Hierzu I Blatt Zeichnungen.
Claims (1)
1877.
Klasse 18.
F. C. GLASER in BERLIN. Trio-Walzensystem.
Patentirt im Deutschen Reiche vom 23. September 1877 ab.
Die gewöhnlichen einfachen Walzwerke mit nur zwei Walzenkörpern haben bekanntlich den
Naclitheil, dafs man nur nach einer Richtung walzen kann, und daher das Eisen, welches ein
Kaliber durchlaufen hat, über die Oberwalze zurückgeben mufs, um es durch das folgende
Kaliber zu führen. Hierdurch wird Zeit- und Arbeitsverlust in hohem Grade verursacht, da,
abgesehen von dem Zeit- und Arbeitsverlust des für die Bearbeitung an sich nutzlosen Ueberhebens
ein weiterer Verlust durch das Abkühlen und das deshalb wieder nothwendig werdende
Anwärmen des Eisens bedingt wird.
Diese Uebelstände haben zur Construction der Triowalzwerke d. h. der Walzwerke geführt,
bei denen drei Walzen übereinander liegen und welche gestatten, dafs das Eisen, welches z. B.
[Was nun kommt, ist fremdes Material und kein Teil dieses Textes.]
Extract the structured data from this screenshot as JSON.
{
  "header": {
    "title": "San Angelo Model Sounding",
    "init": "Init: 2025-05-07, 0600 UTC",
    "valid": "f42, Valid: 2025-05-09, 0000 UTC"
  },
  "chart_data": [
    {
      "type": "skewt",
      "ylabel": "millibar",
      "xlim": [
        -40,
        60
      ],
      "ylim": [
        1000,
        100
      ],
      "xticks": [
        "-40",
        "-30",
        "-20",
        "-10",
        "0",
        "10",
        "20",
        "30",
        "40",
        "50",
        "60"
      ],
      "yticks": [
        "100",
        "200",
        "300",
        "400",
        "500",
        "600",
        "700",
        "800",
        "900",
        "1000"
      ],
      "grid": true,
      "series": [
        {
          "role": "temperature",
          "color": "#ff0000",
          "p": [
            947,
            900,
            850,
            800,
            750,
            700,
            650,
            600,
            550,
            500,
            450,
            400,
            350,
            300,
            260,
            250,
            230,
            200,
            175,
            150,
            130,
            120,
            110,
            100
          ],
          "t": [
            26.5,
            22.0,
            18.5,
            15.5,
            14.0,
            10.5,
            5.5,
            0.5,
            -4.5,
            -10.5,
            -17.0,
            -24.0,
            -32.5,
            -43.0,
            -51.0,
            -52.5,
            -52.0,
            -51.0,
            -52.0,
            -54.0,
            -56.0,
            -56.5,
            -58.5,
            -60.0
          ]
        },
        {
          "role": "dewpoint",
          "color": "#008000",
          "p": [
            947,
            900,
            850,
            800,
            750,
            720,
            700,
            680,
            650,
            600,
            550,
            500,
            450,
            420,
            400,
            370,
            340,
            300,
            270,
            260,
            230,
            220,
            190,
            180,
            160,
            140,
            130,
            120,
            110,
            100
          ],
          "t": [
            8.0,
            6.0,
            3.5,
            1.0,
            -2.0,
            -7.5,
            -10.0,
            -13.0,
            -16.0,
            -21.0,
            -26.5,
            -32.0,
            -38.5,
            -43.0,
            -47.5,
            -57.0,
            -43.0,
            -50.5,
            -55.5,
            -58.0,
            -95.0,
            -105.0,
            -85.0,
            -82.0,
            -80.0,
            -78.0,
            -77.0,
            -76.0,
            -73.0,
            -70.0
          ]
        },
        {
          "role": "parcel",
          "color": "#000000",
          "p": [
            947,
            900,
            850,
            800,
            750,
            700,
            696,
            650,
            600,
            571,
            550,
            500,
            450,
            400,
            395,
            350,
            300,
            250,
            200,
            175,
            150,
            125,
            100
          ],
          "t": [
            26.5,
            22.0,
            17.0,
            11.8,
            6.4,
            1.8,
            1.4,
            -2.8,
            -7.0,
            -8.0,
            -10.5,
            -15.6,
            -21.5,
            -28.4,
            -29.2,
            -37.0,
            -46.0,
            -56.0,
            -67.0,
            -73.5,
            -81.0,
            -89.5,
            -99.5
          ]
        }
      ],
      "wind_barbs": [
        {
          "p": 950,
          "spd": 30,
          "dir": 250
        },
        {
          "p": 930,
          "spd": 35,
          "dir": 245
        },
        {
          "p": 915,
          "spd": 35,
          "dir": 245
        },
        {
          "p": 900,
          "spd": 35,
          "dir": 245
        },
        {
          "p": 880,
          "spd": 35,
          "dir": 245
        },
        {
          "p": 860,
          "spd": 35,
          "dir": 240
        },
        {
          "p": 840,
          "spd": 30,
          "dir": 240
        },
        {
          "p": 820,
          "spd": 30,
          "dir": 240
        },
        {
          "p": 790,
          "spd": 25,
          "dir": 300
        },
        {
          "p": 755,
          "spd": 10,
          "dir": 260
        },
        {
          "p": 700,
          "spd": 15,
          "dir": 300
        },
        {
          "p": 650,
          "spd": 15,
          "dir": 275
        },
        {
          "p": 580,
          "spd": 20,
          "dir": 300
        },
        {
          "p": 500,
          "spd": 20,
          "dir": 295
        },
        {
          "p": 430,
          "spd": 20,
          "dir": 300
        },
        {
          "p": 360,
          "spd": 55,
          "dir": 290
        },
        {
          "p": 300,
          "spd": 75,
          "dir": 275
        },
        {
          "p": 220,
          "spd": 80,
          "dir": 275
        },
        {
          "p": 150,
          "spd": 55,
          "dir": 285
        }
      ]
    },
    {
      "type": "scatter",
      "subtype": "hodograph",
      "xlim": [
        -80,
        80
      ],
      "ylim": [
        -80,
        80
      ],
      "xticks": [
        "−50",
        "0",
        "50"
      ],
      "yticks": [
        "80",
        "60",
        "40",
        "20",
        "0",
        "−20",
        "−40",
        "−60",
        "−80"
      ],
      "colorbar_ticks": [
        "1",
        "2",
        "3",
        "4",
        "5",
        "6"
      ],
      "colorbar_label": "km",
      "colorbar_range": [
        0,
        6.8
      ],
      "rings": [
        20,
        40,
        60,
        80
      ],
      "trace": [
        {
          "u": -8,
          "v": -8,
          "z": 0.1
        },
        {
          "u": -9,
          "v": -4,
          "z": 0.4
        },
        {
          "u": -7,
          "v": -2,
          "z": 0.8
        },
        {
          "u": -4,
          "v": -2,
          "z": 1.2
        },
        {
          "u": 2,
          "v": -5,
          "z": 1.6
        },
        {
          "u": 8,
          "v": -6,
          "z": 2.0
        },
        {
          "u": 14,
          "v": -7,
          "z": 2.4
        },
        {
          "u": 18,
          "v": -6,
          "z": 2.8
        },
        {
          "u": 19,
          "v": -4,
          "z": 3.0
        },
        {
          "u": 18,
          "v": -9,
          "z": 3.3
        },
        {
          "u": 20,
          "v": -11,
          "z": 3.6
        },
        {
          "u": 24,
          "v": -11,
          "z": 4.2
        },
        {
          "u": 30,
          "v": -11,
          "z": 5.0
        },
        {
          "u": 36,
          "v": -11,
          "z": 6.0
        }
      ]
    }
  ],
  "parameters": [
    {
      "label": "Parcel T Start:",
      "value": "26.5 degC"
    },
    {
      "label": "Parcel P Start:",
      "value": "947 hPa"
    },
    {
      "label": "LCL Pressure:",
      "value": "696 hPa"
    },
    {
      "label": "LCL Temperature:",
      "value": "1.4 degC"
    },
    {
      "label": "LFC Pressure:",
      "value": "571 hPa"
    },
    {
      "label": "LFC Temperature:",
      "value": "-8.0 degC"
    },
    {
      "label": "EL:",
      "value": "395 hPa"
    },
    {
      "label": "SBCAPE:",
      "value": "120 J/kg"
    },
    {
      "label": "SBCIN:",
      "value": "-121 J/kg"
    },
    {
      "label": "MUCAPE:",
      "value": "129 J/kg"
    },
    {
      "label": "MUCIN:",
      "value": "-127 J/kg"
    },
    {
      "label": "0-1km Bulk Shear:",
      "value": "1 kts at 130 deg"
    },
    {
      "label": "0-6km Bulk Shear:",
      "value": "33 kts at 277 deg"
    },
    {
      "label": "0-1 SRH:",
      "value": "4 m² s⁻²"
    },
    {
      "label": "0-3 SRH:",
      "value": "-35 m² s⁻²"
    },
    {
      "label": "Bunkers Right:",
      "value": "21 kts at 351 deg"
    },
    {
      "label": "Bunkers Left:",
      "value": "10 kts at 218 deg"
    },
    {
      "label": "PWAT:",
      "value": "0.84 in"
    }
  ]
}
das erste Kaliber zwischen den beiden unteren Walzen durchlaufen und sich in einer Richtung
bewegt hat, sich zur Erlangung des zweiten Kalibers in entgegengesetzter Richtung durch
die beiden oberen Walzen bewegt u. s. w.
Bei dieser Construction ist es nothwendig, dafs die Mittelwalze abwechselnd Matrizen- und
Patrizen-Kaliber d. h. abwechselnd Kehlungen und Prefsringe trägt, und dafs die untere Walze
dementsprechend nur Prefsringe und die obere Walze nur Kehlungen oder umgekehrt, hat.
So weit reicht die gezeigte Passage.